À quelques semaines des scrutins couplés prévus le 11 janvier 2026, le mode de désignation des maires au Bénin profondément remanié par la loi n°2024-13 du 15 mars 2024 est moins connu par les populations et mérite donc une lecture attentive. Les dispositions prévoient et fixent des délais stricts pour la désignation et l’installation des maires.
Au Bénin, la désignation des maires et de ses adjoints se fait par trois possibilités. Ils sont choisis par le parti politique ayant obtenu la majorité absolue des conseillers. En cas d’accord de gouvernance communale si aucune liste n’a la majorité absolue, l’ensemble des partis constituant une majorité absolue peut désigner le maire et adjoints par la signature d’un accord de gouvernance communale. Toutefois, cet accord doit être notifié à l’autorité de tutelle. A défaut de majorité absolue ou d’accord, le maire et ses adjoints sont élus par le conseil communal ou municipal au scrutin uninominal secret, à la majorité absolue; si la majorité absolue n’est pas obtenue au premier tour, on procède à autant de tours que nécessaire pour désigner le candidat arrivé en tête.

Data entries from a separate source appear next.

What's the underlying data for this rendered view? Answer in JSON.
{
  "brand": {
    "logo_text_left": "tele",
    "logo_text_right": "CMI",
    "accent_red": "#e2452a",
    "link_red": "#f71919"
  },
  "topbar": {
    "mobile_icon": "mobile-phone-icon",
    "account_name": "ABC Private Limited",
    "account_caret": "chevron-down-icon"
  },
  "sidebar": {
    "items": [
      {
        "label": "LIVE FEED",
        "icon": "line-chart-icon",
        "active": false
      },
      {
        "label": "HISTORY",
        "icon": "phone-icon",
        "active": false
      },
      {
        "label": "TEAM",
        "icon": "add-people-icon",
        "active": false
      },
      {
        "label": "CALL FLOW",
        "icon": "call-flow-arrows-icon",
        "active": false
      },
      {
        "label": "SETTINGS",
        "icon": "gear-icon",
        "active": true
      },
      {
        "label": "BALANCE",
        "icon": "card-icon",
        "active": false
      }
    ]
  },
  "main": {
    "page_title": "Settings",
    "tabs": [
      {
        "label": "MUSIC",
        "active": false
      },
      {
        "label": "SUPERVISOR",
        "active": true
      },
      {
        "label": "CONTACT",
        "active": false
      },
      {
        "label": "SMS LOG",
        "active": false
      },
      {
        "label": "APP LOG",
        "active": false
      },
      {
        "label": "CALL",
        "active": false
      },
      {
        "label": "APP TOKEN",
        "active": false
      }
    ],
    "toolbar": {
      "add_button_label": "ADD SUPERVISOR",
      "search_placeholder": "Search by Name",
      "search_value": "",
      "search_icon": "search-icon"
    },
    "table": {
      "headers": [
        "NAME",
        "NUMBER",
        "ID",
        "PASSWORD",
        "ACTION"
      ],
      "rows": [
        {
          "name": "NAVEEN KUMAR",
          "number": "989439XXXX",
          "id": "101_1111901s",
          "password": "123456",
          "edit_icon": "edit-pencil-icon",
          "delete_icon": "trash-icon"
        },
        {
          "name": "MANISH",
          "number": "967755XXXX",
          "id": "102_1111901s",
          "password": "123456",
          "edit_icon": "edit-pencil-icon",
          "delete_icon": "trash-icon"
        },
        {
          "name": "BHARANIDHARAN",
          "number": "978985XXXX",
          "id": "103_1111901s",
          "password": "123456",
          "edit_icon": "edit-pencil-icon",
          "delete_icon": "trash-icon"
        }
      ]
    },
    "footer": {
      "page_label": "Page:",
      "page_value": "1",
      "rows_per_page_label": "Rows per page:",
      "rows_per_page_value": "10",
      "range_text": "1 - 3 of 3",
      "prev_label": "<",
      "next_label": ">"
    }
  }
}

La désignation ou l’élection a lieu lors de la séance d’installation du conseil dans les quinze (15) jours qui suivent l’annonce des résultats de l’élection communale, nonobstant recours éventuels. Si le conseil n’est pas installé dans ce délai, la Cour suprême peut être saisie et procéder à l’installation dans les quinze jours suivant sa saisine. Le résultat est rendu public sous 24 heures par affichage à la mairie et transmis sans délai à l’autorité de tutelle qui le constate par arrêté préfectoral publié au Journal Officiel. La désignation ou l’élection peut être contestée dans un délai de quinze (15) jours. Dans le cas échéant la Cour suprême statue sur ces recours. La priorité donnée à la « désignation » par le parti majoritaire ou renforce la centralité des partis politiques dans la détermination des exécutifs locaux moins d’incertitude sur la désignation si un parti obtient la majorité absolue. La possibilité d’un accord de gouvernance formalisé pousse les acteurs locaux à négocier des coalitions avant l’installation du conseil, avec obligation de notifier l’autorité de tutelle.